The bill (A-222) requires the Motor Vehicle Commission (MVC) to permit drivers who owe motor vehicle surcharges to pay using a monthly installment plan and extends the time period during which drivers may pay fines.
“A driver who prefers to pay his or her fines in installments may not be able to under current law,” said Gusciora (D-Mercer/Hunterdon). “A driver’s ability to pay fines should be taken into consideration by the MVC. What matters most is that the fines get paid, not how long it takes someone to pay.”
The bill requires the Motor Vehicle Commission to enter into a monthly installment plan for the payment of motor vehicle surcharges upon the written request of a driver with outstanding surcharges. The measure provides that a driver may pay assessments on an installment basis over a period of up to four years for assessments under $2,300 and up to six years for assessments of $2,300 or more. The legislation prohibits the agency from denying any such request.

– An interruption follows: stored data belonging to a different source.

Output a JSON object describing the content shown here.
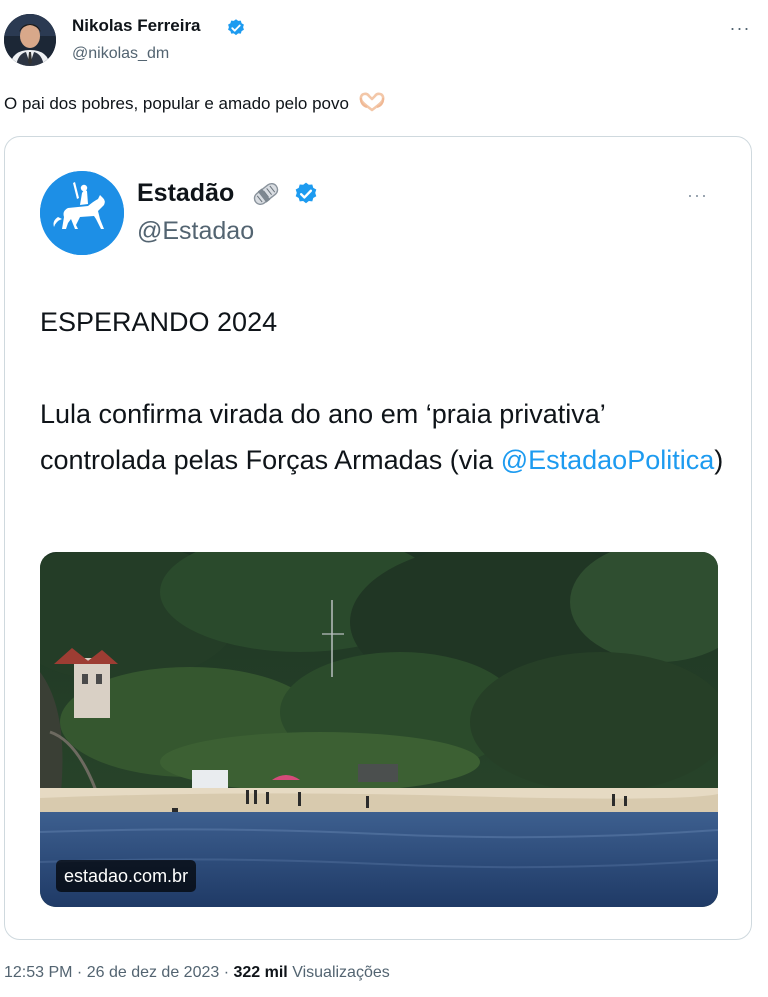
{
  "author": {
    "name": "Nikolas Ferreira",
    "handle": "@nikolas_dm",
    "avatar_icon": "profile-photo",
    "verified_color": "#1d9bf0"
  },
  "more_label": "···",
  "tweet": {
    "text": "O pai dos pobres, popular e amado pelo povo",
    "emoji_icon": "heart-hands-emoji"
  },
  "quote": {
    "name": "Estadão",
    "handle": "@Estadao",
    "more_label": "···",
    "news_icon": "rolled-newspaper-emoji",
    "headline": "ESPERANDO 2024",
    "body_before_link": "Lula confirma virada do ano em ‘praia privativa’ controlada pelas Forças Armadas (via ",
    "link": "@EstadaoPolitica",
    "body_after_link": ")",
    "media_badge": "estadao.com.br"
  },
  "meta": {
    "time": "12:53 PM",
    "separator": " · ",
    "date": "26 de dez de 2023",
    "views_count": "322 mil",
    "views_label": "Visualizações"
  },
  "colors": {
    "link": "#1d9bf0",
    "secondary_text": "#536471",
    "brand_estadao": "#1d8fe6"
  }
}
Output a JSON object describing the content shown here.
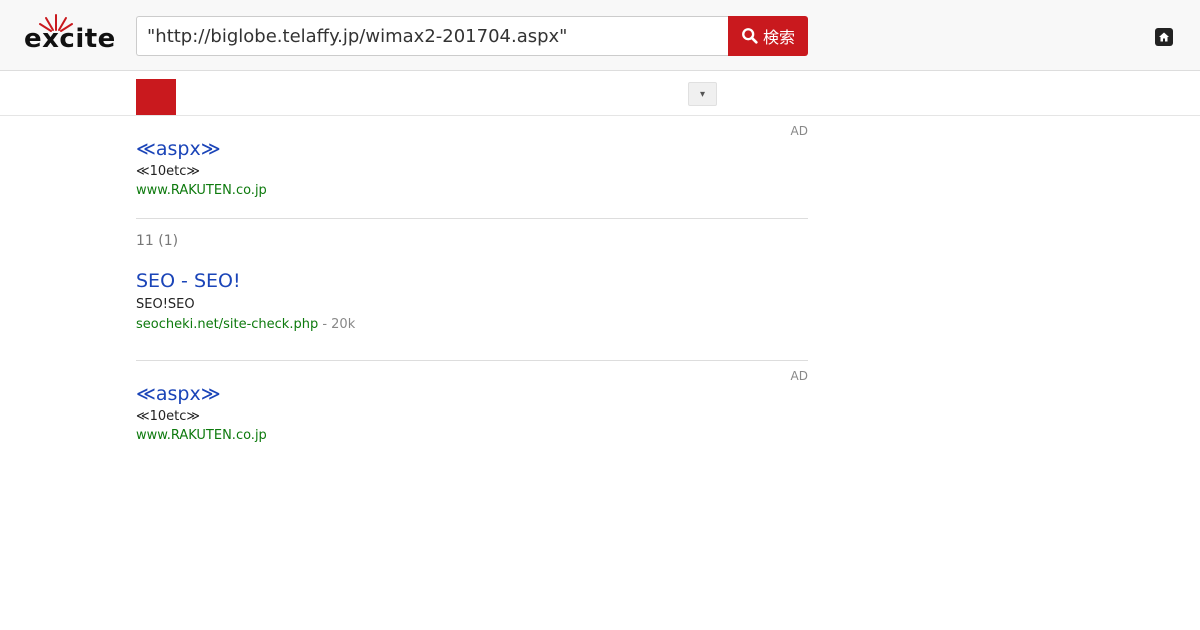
{
  "header": {
    "logo_text": "excite",
    "search_value": "\"http://biglobe.telaffy.jp/wimax2-201704.aspx\"",
    "search_button_label": "検索",
    "brand_color": "#c9191e"
  },
  "tabs": {
    "dropdown_label": "▾"
  },
  "results": {
    "ad_top": {
      "ad_label": "AD",
      "title": "≪aspx≫",
      "desc": "≪10etc≫",
      "url": "www.RAKUTEN.co.jp"
    },
    "count_text": "11 (1)",
    "organic": [
      {
        "title": "SEO - SEO!",
        "desc": "SEO!SEO",
        "url": "seocheki.net/site-check.php",
        "size": " - 20k"
      }
    ],
    "ad_bottom": {
      "ad_label": "AD",
      "title": "≪aspx≫",
      "desc": "≪10etc≫",
      "url": "www.RAKUTEN.co.jp"
    }
  },
  "icons": {
    "search": "search-icon",
    "home": "home-icon"
  }
}
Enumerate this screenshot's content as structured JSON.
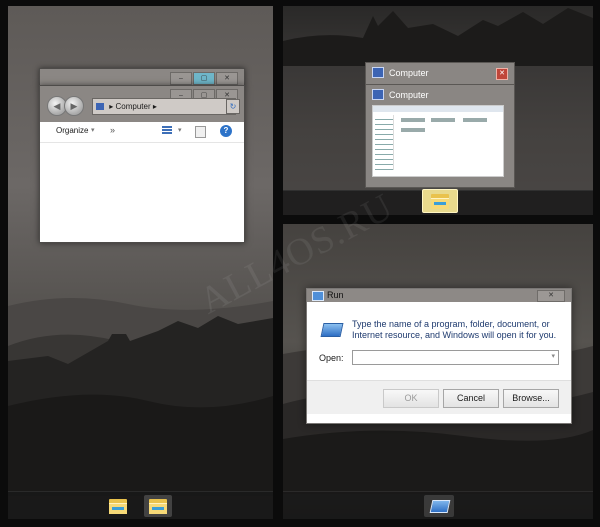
{
  "watermark": "ALL4OS.RU",
  "explorer": {
    "address_path": "Computer",
    "toolbar": {
      "organize_label": "Organize",
      "more_label": "»"
    },
    "caption_glyphs": [
      "–",
      "▢",
      "✕"
    ]
  },
  "switcher": {
    "items": [
      {
        "title": "Computer"
      },
      {
        "title": "Computer"
      }
    ]
  },
  "run_dialog": {
    "title": "Run",
    "description": "Type the name of a program, folder, document, or Internet resource, and Windows will open it for you.",
    "open_label": "Open:",
    "open_value": "",
    "buttons": {
      "ok": "OK",
      "cancel": "Cancel",
      "browse": "Browse..."
    }
  },
  "icons": {
    "taskbar_left": [
      "folder-icon",
      "folder-icon"
    ],
    "taskbar_top_right": [
      "folder-icon"
    ],
    "taskbar_bottom_right": [
      "run-icon"
    ]
  },
  "colors": {
    "accent_highlight": "#e8d98c",
    "maximize_button": "#6fb6c9",
    "close_button": "#c0463a"
  }
}
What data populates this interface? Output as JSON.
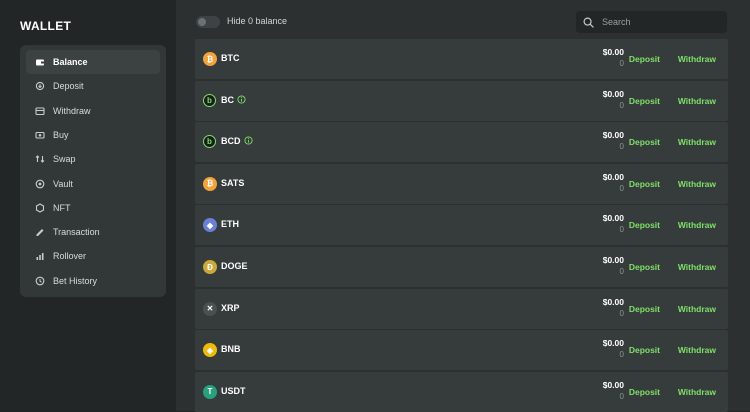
{
  "sidebar": {
    "title": "WALLET",
    "items": [
      {
        "label": "Balance",
        "icon": "wallet-icon",
        "active": true
      },
      {
        "label": "Deposit",
        "icon": "deposit-icon"
      },
      {
        "label": "Withdraw",
        "icon": "withdraw-icon"
      },
      {
        "label": "Buy",
        "icon": "buy-icon"
      },
      {
        "label": "Swap",
        "icon": "swap-icon"
      },
      {
        "label": "Vault",
        "icon": "vault-icon"
      },
      {
        "label": "NFT",
        "icon": "nft-icon"
      },
      {
        "label": "Transaction",
        "icon": "transaction-icon"
      },
      {
        "label": "Rollover",
        "icon": "rollover-icon"
      },
      {
        "label": "Bet History",
        "icon": "bet-history-icon"
      }
    ]
  },
  "toolbar": {
    "hide_zero_label": "Hide 0 balance",
    "search_placeholder": "Search"
  },
  "coins": [
    {
      "symbol": "BTC",
      "amount": "$0.00",
      "sub": "0",
      "color": "#f2a33a",
      "glyph": "₿",
      "info": false
    },
    {
      "symbol": "BC",
      "amount": "$0.00",
      "sub": "0",
      "color": "#1a1d1d",
      "glyph": "b",
      "info": true
    },
    {
      "symbol": "BCD",
      "amount": "$0.00",
      "sub": "0",
      "color": "#1a1d1d",
      "glyph": "b",
      "info": true
    },
    {
      "symbol": "SATS",
      "amount": "$0.00",
      "sub": "0",
      "color": "#f2a33a",
      "glyph": "₿",
      "info": false
    },
    {
      "symbol": "ETH",
      "amount": "$0.00",
      "sub": "0",
      "color": "#6b7fd7",
      "glyph": "◆",
      "info": false
    },
    {
      "symbol": "DOGE",
      "amount": "$0.00",
      "sub": "0",
      "color": "#c9a93a",
      "glyph": "Đ",
      "info": false
    },
    {
      "symbol": "XRP",
      "amount": "$0.00",
      "sub": "0",
      "color": "#4a4f50",
      "glyph": "✕",
      "info": false
    },
    {
      "symbol": "BNB",
      "amount": "$0.00",
      "sub": "0",
      "color": "#f0b90b",
      "glyph": "◈",
      "info": false
    },
    {
      "symbol": "USDT",
      "amount": "$0.00",
      "sub": "0",
      "color": "#26a17b",
      "glyph": "T",
      "info": false
    }
  ],
  "actions": {
    "deposit": "Deposit",
    "withdraw": "Withdraw"
  },
  "colors": {
    "accent": "#7fe068",
    "panel": "#323738",
    "row": "#363b3c"
  }
}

Currently, the MVC has the discretion to authorize payment of surcharges on an installment basis over a period of up to one year for assessments under $2,300 and up to two years for assessments of $2,300 or more.
“An unpaid fine can result in suspension or loss of driving privileges, which, in turn, can result in the loss of a job,” said Wimberly (D-Bergen/Passaic). “When many rely on driving to get to and from work and to care for their families, allowing a payment plan to reconcile motor vehicle surcharges can benefit individuals who are working hard to make ends meet.”
“Longer payment periods and more installment plans are tools the state can employ to gradually decrease the total amount individual drivers owe to the MVC and ultimately recover more of the money owed,” said Wilson (D-Camden/Gloucester). “Instead of defaulting on surcharges, more drivers will be able to make payments faithfully because of this legislation.”
The bill was approved 49-24-1 and now awaits further consideration by the Senate.